The decision is good news for landlords and reinforces the Government’s message that businesses should pay rent where they are able to do so. It is notable that the defendants relied on the fact that the Government has proposed to introduce a binding arbitration process to deal with rent arrears relating to periods of closure as a reason why the claim should not be dealt with on a summary basis and should go to trial (having previously argued, unsuccessfully, that the summary judgment hearing should be adjourned for the same reason).
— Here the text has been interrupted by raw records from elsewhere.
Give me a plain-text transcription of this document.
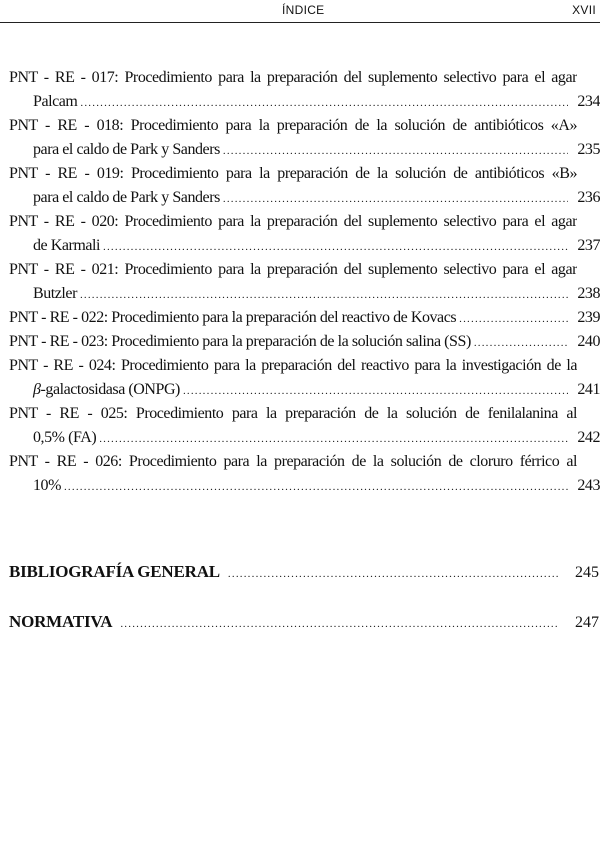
ÍNDICE	XVII
PNT - RE - 017: Procedimiento para la preparación del suplemento selectivo para el agar
Palcam .....	234
PNT - RE - 018: Procedimiento para la preparación de la solución de antibióticos «A»
para el caldo de Park y Sanders .....	235
PNT - RE - 019: Procedimiento para la preparación de la solución de antibióticos «B»
para el caldo de Park y Sanders .....	236
PNT - RE - 020: Procedimiento para la preparación del suplemento selectivo para el agar
de Karmali .....	237
PNT - RE - 021: Procedimiento para la preparación del suplemento selectivo para el agar
Butzler .....	238
PNT - RE - 022: Procedimiento para la preparación del reactivo de Kovacs .....	239
PNT - RE - 023: Procedimiento para la preparación de la solución salina (SS) .....	240
PNT - RE - 024: Procedimiento para la preparación del reactivo para la investigación de la
β-galactosidasa (ONPG) .....	241
PNT - RE - 025: Procedimiento para la preparación de la solución de fenilalanina al
0,5% (FA) .....	242
PNT - RE - 026: Procedimiento para la preparación de la solución de cloruro férrico al
10% .....	243
BIBLIOGRAFÍA GENERAL .....	245
NORMATIVA .....	247
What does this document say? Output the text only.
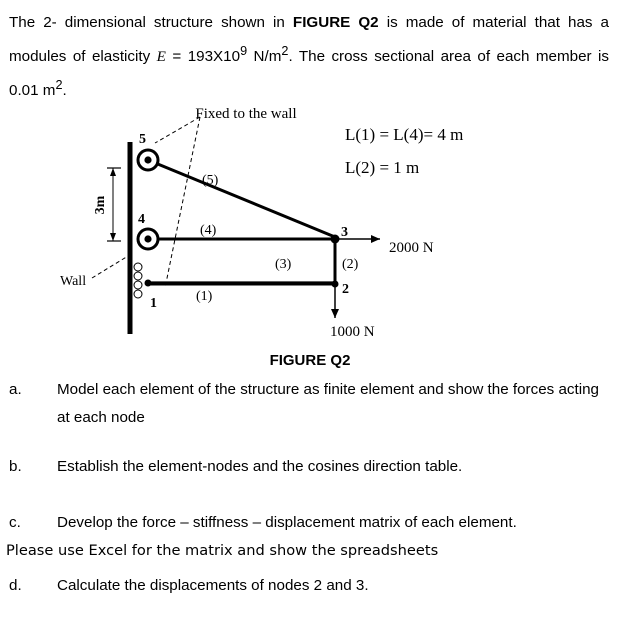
The 2- dimensional structure shown in FIGURE Q2 is made of material that has a modules of elasticity $E = 193X10^9$ $N/m^2$. The cross sectional area of each member is 0.01 $m^2$.
3m
Fixed to the wall
Wall
L(1) = L(4)= 4 m
L(2) = 1 m
2000 N
1000 N
5
4
3
2
1
(5)
(4)
(3)	(2)
(1)
FIGURE Q2
a. Model each element of the structure as finite element and show the forces acting at each node
b. Establish the element-nodes and the cosines direction table.
c. Develop the force – stiffness – displacement matrix of each element.
Please use Excel for the matrix and show the spreadsheets
d. Calculate the displacements of nodes 2 and 3.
The court rejected this, deciding that this was not a compelling reason for the case to go to trial.

We previously wrote about the uncertainty surrounding the proposed arbitration process and how it will work in practice (see our previous article: Restrictions, ringfencing and recovery: extended tenant protections announced by government). Details of the process are still awaited but it remains clear, for now at least, that commercial landlords do have the right to commence court proceedings against a tenant to recover unpaid rent.